Speaking on Monday in the aftermath of the Israeli decision to bar her and Rep. Ilhan Omar (D-MN) from visiting what the two referred to as “Palestine” on a trip that had been organized by a group that included supporters of terror and anti-Semitism and included no meetings with Israeli officials, Tlaib said:

“As a young girl, visiting Palestine to see my grandparents and extended family, I watched as my mother had to go through dehumanizing checkpoints – even though she was a United States citizen and proud American.”

Frimet Roth, whose 15-year-old daughter Malki was one of 15 civilians killed in a suicide bombing at a Sbarro restaurant in midtown Jerusalem in August 2001, tweeted in response:

“Rep Tlaib cried about her mother being ‘dehumanized’ at Israeli checkpoints. My child Malki, a U.S. citizen murdered at 15, would be here today had a checkpoint stopped her murderer and a 10-kg bomb from entering Jerusalem. Remind Tlaib: Checkpoints prevent terrorism — save lives.”

The Sbarro bombing occurred in the midst of a 2000-2005 terror uprising, known as the Second Intifada, in which some 1,000 Israelis were killed in Palestinian attacks.

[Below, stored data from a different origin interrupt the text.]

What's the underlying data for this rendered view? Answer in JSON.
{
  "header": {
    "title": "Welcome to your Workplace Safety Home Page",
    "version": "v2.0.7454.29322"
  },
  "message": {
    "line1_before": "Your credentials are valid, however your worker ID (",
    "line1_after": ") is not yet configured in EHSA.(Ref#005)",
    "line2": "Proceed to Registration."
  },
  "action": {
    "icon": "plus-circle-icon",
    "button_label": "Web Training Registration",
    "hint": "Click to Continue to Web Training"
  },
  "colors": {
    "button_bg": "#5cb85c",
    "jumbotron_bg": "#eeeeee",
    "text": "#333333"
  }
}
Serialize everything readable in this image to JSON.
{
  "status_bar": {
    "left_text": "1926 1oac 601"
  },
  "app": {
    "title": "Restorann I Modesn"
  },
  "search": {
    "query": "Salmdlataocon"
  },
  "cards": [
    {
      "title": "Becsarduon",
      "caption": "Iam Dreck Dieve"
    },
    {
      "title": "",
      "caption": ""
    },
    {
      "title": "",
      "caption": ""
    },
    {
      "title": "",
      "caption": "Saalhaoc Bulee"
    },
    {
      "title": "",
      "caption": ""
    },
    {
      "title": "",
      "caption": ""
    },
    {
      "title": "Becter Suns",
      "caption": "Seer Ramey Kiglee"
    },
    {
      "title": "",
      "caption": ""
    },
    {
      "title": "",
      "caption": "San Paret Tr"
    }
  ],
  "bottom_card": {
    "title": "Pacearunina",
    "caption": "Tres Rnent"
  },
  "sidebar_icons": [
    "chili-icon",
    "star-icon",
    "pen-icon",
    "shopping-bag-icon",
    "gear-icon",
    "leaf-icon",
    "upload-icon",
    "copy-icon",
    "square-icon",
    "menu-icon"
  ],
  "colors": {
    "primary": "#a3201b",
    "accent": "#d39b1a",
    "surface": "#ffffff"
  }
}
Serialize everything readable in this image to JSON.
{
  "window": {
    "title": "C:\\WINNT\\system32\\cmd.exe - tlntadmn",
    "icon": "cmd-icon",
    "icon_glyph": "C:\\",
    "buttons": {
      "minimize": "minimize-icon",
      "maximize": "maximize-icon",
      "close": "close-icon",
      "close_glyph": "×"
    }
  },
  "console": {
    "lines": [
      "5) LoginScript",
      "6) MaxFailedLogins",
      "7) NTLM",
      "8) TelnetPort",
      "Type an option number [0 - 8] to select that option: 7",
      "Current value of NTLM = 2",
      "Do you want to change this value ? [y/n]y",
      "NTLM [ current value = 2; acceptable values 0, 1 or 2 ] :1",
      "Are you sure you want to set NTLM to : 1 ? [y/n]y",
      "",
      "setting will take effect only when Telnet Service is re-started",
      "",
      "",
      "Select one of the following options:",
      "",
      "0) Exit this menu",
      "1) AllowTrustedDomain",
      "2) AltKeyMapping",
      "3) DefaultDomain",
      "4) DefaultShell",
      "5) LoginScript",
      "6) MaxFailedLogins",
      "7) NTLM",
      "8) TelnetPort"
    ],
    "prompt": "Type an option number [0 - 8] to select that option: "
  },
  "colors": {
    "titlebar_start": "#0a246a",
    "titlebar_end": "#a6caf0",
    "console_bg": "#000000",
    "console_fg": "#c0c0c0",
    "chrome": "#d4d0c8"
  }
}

After the Israeli rejection of her visit together with fellow Omar, Tlaib was granted permission by Israel’s Interior Minister Arye Deri, on humanitarian grounds, to visit her grandmother in a village in the Ramallah area. Initially, Tlaib pledged to refrain from promoting a boycott against Israel during her stay but later rejected the Israeli offer, saying that she refused to adhere to Israeli government restrictions.